While the intent of the story escapes the modern reader, the simple fact is that it would not have escaped the original audience. The story was written to warn the readers in Luke and Paul's community of believers about following Peter instead of Paul.
If you think Peter and Paul both spoke the same thing and loved each other, you haven't done your homework. Luke was making fun of the "Great Apostle Peter" with a tale for his readers about two church people who said they would do one thing...give all to the church, and did another...held back. Even as a kid I never understood this withholding of what was theirs to be a crime worthy of death. At any rate, the irony in the story that it is The Great Peter pronouncing judgment on these folk when everyone also knew that Peter said HE would do one thing...never leave Jesus, and did another...denied him.
In other words, don't follow Peter.
The idea of all things common was very short lived phenomenon in the early church who thought Jesus was going to return almost any minute. It was not a long term practice nor did they think it would be. I am sure many sincere people gave then and lost their shirts to the early Apostles as well as we all know Jesus did not return for them.
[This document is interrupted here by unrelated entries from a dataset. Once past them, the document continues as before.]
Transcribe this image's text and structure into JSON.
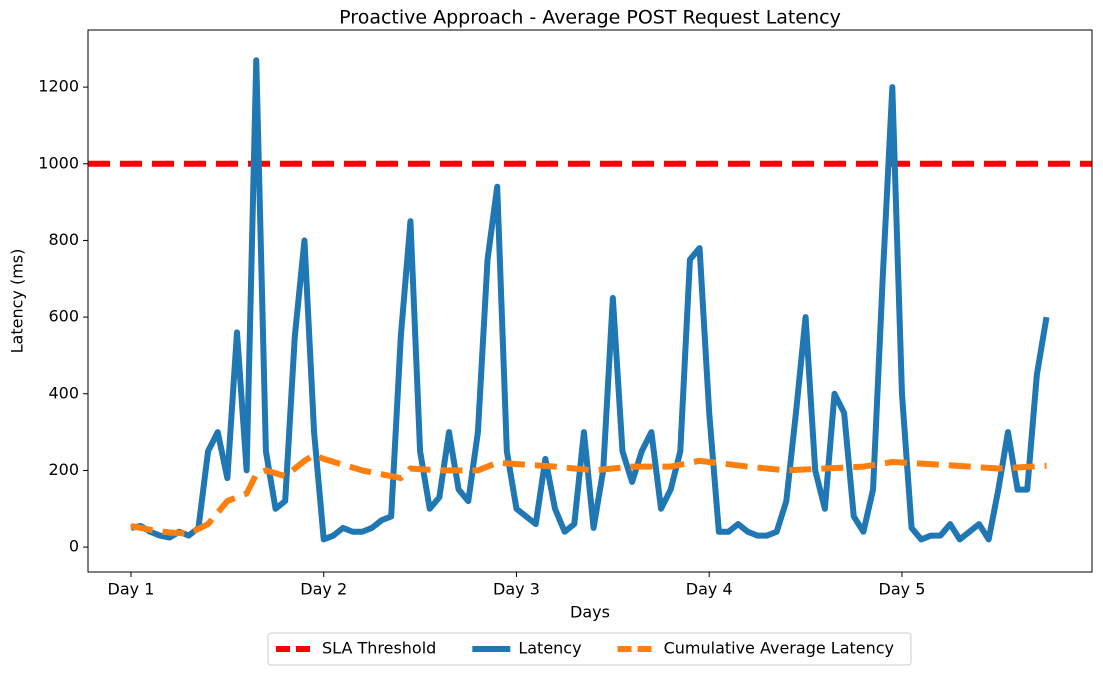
{
  "chart_data": {
    "type": "line",
    "title": "Proactive Approach - Average POST Request Latency",
    "x_label": "Days",
    "y_label": "Latency (ms)",
    "xlim": [
      0.777,
      5.986
    ],
    "ylim": [
      -65,
      1349
    ],
    "xticks": [
      {
        "value": 1,
        "label": "Day 1"
      },
      {
        "value": 2,
        "label": "Day 2"
      },
      {
        "value": 3,
        "label": "Day 3"
      },
      {
        "value": 4,
        "label": "Day 4"
      },
      {
        "value": 5,
        "label": "Day 5"
      }
    ],
    "yticks": [
      0,
      200,
      400,
      600,
      800,
      1000,
      1200
    ],
    "threshold": {
      "name": "SLA Threshold",
      "value": 1000,
      "color": "#ff0000",
      "dashed": true
    },
    "legend": "bottom",
    "series": [
      {
        "name": "Latency",
        "color": "#1f77b4",
        "dashed": false,
        "x": [
          1.0,
          1.05,
          1.1,
          1.15,
          1.2,
          1.25,
          1.3,
          1.35,
          1.4,
          1.45,
          1.5,
          1.55,
          1.6,
          1.65,
          1.7,
          1.75,
          1.8,
          1.85,
          1.9,
          1.95,
          2.0,
          2.05,
          2.1,
          2.15,
          2.2,
          2.25,
          2.3,
          2.35,
          2.4,
          2.45,
          2.5,
          2.55,
          2.6,
          2.65,
          2.7,
          2.75,
          2.8,
          2.85,
          2.9,
          2.95,
          3.0,
          3.05,
          3.1,
          3.15,
          3.2,
          3.25,
          3.3,
          3.35,
          3.4,
          3.45,
          3.5,
          3.55,
          3.6,
          3.65,
          3.7,
          3.75,
          3.8,
          3.85,
          3.9,
          3.95,
          4.0,
          4.05,
          4.1,
          4.15,
          4.2,
          4.25,
          4.3,
          4.35,
          4.4,
          4.45,
          4.5,
          4.55,
          4.6,
          4.65,
          4.7,
          4.75,
          4.8,
          4.85,
          4.9,
          4.95,
          5.0,
          5.05,
          5.1,
          5.15,
          5.2,
          5.25,
          5.3,
          5.35,
          5.4,
          5.45,
          5.5,
          5.55,
          5.6,
          5.65,
          5.7,
          5.75
        ],
        "values": [
          50,
          55,
          40,
          30,
          25,
          40,
          30,
          50,
          250,
          300,
          180,
          560,
          200,
          1270,
          250,
          100,
          120,
          550,
          800,
          300,
          20,
          30,
          50,
          40,
          40,
          50,
          70,
          80,
          550,
          850,
          250,
          100,
          130,
          300,
          150,
          120,
          300,
          750,
          940,
          250,
          100,
          80,
          60,
          230,
          100,
          40,
          60,
          300,
          50,
          200,
          650,
          250,
          170,
          250,
          300,
          100,
          150,
          250,
          750,
          780,
          350,
          40,
          40,
          60,
          40,
          30,
          30,
          40,
          120,
          350,
          600,
          200,
          100,
          400,
          350,
          80,
          40,
          150,
          700,
          1200,
          400,
          50,
          20,
          30,
          30,
          60,
          20,
          40,
          60,
          20,
          150,
          300,
          150,
          150,
          450,
          600
        ]
      },
      {
        "name": "Cumulative Average Latency",
        "color": "#ff7f0e",
        "dashed": true,
        "x": [
          1.0,
          1.1,
          1.2,
          1.3,
          1.4,
          1.5,
          1.6,
          1.65,
          1.7,
          1.8,
          1.9,
          1.95,
          2.0,
          2.2,
          2.4,
          2.45,
          2.6,
          2.8,
          2.9,
          3.2,
          3.4,
          3.6,
          3.8,
          3.95,
          4.2,
          4.4,
          4.6,
          4.8,
          4.95,
          5.2,
          5.5,
          5.75
        ],
        "values": [
          55,
          45,
          38,
          35,
          60,
          120,
          140,
          190,
          200,
          185,
          225,
          240,
          230,
          200,
          180,
          205,
          200,
          200,
          220,
          210,
          200,
          210,
          210,
          225,
          210,
          200,
          205,
          210,
          222,
          215,
          205,
          212
        ]
      }
    ]
  }
}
As time went on and on and Jesus did not return the apologetics were written into the cannon such as:
2 Peter 3:
Most scholars agree that 2 Peter is a forgery, or to be more kind, pseudopigraphical, , written long after Peter was gone but in his name. It was written to address the problem of Jesus not having returned and in classic form blamed the members or scoffers who noticed Jesus had not returned and their friends in the church were dying off. They are accused of being willingly ignorant and should have understood that a day with God is not the same as a day for man. Of course they were not told this fact until after Jesus had failed to return in a timely manner. This is a pure apologetic written by someone in the name of Peter later in church history when , true to form, the Church could not admit to being simply mistaken, so they had to rewrite the story which also blamed those who brought Jesus failure to return "soon" to their attention.